Man muss mit Bedauern feststellen, dass Washington immer tiefer zu primitiven ideologisierten Klischees aus der Zeit des Kalten Kriegs abrutscht, die absolut realitätsfremd sind. Das Aufdrängen den Balkan-Ländern einer eindeutig destruktiven Wahl „entweder mit dem Westen oder mit Russland“ führt unverzüglich zum Wachstum der Spannung auf dem europäischen Kontinent, destabilisiert die Situation in der Region und einzelnen Staaten. Dabei wird aktiv die These über angebliche Alternativlosigkeit des Beitritts des gesamten Südosteuropas in die Nato entwickelt, Projekte durchgesetzt, die auf unlauterem Wettbewerb ruhen und der wirtschaftlichen Logik widersprechen.

Man möchte daran erinnern, dass es gerade die USA und ihre Verbündeten waren, die 1999 das Völkerrecht verletzten, indem sie Gewalt zur Abtrennung des Kosovo von Serbien illegitim anwendete. Im Ergebnis wurde ein weiterer Konfliktbrandherd in Europa geschaffen. Unter einem harten Druck Washingtons gestaltete Podgorica am 5. Juni 2017 die Mitgliedschaft Montenegros in der Nato trotz der Meinung der Mehrheit der Bevölkerung dieses Landes. Die USA zusammen mit der EU ignorierten ungeniert den Willen der Wähler Mazedoniens, indem der Partei, die bei der Wahl am 11. Dezember 2016 in diesem Land gewann, nicht zugelassen wurde, die Regierung zu bilden.

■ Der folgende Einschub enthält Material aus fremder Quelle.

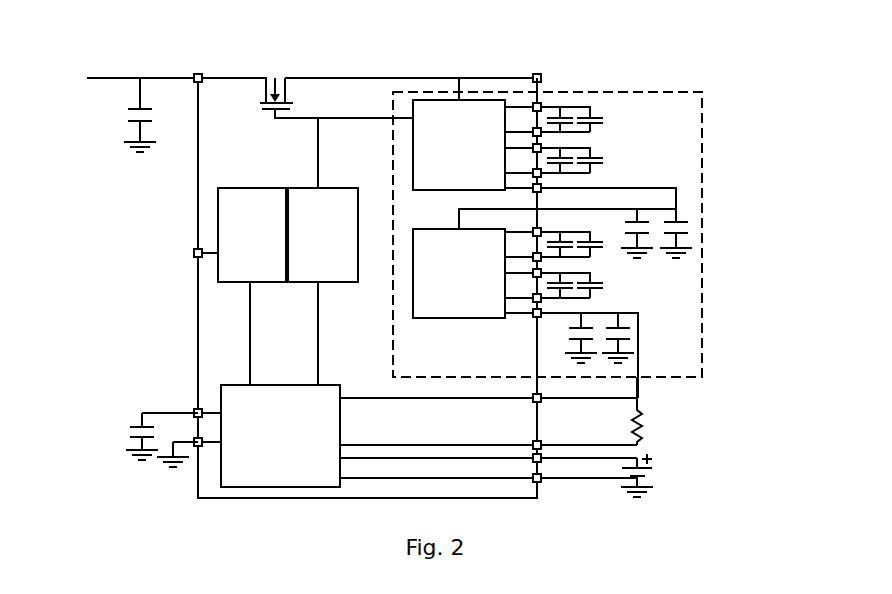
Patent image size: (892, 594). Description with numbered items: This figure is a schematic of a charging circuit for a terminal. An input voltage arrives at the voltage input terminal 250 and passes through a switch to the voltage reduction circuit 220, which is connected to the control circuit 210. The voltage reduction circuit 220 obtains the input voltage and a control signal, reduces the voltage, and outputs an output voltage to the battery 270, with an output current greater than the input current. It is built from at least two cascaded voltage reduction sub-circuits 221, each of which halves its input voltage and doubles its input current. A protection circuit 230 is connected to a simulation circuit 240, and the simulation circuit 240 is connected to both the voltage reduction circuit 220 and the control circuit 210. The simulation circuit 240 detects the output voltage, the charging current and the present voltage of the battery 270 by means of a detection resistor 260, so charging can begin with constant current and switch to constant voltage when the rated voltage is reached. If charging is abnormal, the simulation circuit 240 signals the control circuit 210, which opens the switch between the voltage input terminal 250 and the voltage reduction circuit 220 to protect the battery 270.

The voltage input terminal 250 is at (312, 99).
The voltage reduction circuit 220 is at (680, 125).
The voltage reduction sub-circuit 221 is at (459, 209).
The control circuit 210 is at (323, 286).
The protection circuit 230 is at (240, 286).
The simulation circuit 240 is at (381, 436).
The detection resistor 260 is at (712, 411).
The battery 270 is at (681, 475).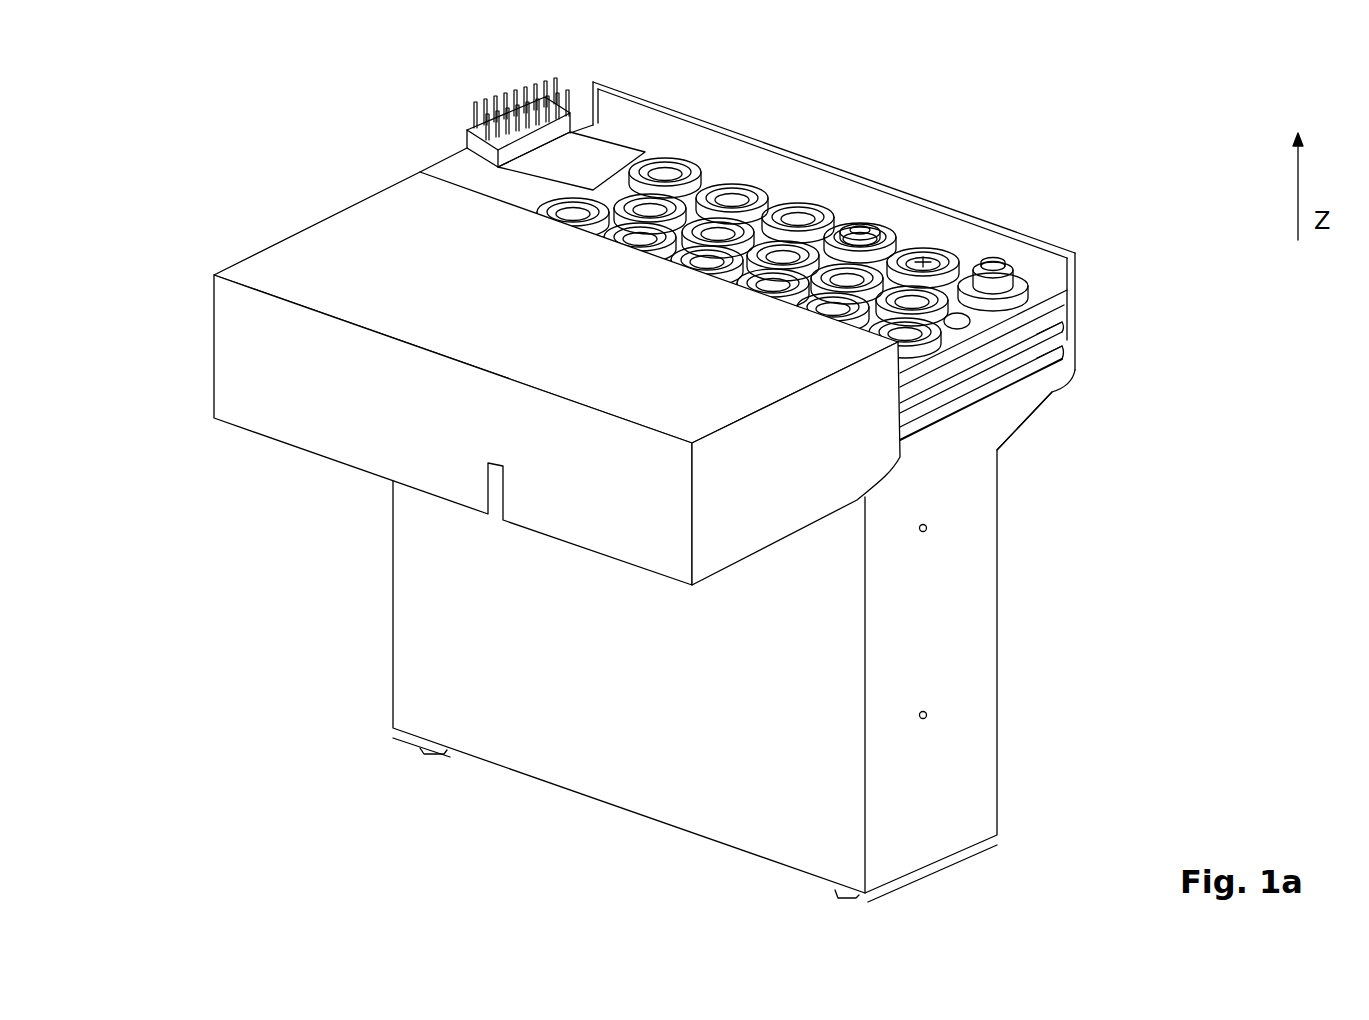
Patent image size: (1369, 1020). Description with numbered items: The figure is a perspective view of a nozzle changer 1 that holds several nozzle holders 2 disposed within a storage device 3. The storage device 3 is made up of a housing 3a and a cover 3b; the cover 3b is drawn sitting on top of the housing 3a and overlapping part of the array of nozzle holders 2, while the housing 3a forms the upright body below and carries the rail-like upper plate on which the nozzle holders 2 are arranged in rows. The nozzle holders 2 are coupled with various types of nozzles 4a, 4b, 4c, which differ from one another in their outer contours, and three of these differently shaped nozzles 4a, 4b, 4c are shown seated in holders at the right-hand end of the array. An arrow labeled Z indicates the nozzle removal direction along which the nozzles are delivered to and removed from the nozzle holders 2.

The nozzle changer 1 is at (704, 485).
The nozzle holder 2 is at (760, 180).
The storage device 3 is at (1034, 490).
The housing 3a is at (502, 192).
The cover 3b is at (497, 267).
The nozzle 4a is at (1020, 268).
The nozzle 4b is at (900, 229).
The nozzle 4c is at (938, 262).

Wer mischt sich also in innere Angelegenheiten ein und wendet Gewalt auf dem Balkan an – Moskau oder Washington?

Wir rufen die US-Kollegen dazu auf, das Anprangern Russlands und seines außenpolitischen Kurses zu stoppen, der unverändert auf den Respekt der Partner und Bereitschaft zu einer gemeinsamen konstruktiven Arbeit, gegenseitiger Berücksichtigung der Interessen ruht.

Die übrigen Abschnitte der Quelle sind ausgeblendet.